We've conducted a review of this incident and have some insight to share. First, we'd like to thank affected customers for their patience while we were investigating the issue and want to acknowledge the delayed status update as a learning experience for us so we can improve going forward.

Travis Hub is the component that deals with updates to the job and build status coming in from the workers.

To process and update the jobs’ statuses, we have a process in place subscribed to a RabbitMQ queue. Once we restarted this process, our service recovered. We believe the RabbitMQ connection hung up and was unable to recover by itself.

We have witnessed similar behaviour before when networking issues were observed, and there were several reports of worldwide internet networking problems yesterday; however, we cannot confirm the correlation.

Coupled with a misconfigured alert that did not trigger and didn’t alert us to the situation and considering the inability of this process to recover by itself, this caused many messages to pile up, despite Hub recovering, other parts of the system got overwhelmed, which caused a job backlog on both GCE (Linux and Windows) and Mac.

There are two areas that we’re looking into to avoid this situation from happening in the future, the first, is that we’re improving our alert and monitoring system for Hub so that we’re able to address this situation much sooner. Over the next few weeks, the engineering team is analyzing the changes that need to happen to this processing system, including analyzing the possibility of removing RabbitMQ from our architecture altogether, so that it’s more reliable. We're also reviewing and working towards improving our incident response process, considering we were late in communicating this incident.

Once again, we apologize for the inconvenience and frustration caused by this incident, but we are working towards improved communication ongoing and technical changes that should help us mitigate similar problems going forward.

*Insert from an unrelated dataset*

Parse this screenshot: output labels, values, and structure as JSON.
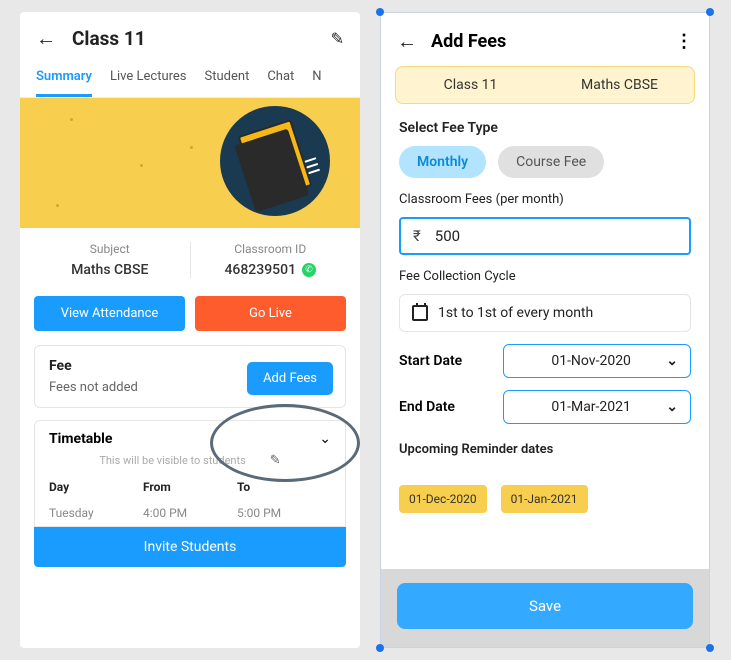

In the meantime, if you have any questions or concerns, please do not hesitate to get in touch support@travis-ci.com. We’re there to help.

Thank you,

The Travis CI Team

Posted 3 months ago. Jun 26, 2019 - 13:33 UTC

Resolved
This incident has been resolved.
Posted 3 months ago. Jun 24, 2019 - 18:29 UTC
Update
Our Mac builds have stabilised as well and we are back to normal build times across all infrastructure. We are going to monitor for a few more minutes after which this incident will be marked resolved.
Posted 3 months ago. Jun 24, 2019 - 17:44 UTC
Monitoring
Our queues have completely drained of backlogged jobs. We are seeing steady build completion times for our GCE Linux infrastructure and are monitoring our systems.
Posted 3 months ago. Jun 24, 2019 - 17:28 UTC
Identified
The backlog of jobs is draining as we have resolved all alerts and notifications related to this incident. We expect this to normalise within the hour. More updates to follow.
Posted 3 months ago. Jun 24, 2019 - 16:45 UTC
Investigating
We're looking into delayed startup times for builds in all infrastructures and a high API latency. We're currently investigating and we'll post updates as soon as possible.
Posted 3 months ago. Jun 24, 2019 - 15:43 UTC
This incident affected: Builds Processing (Mac Builds, Linux and Windows Builds).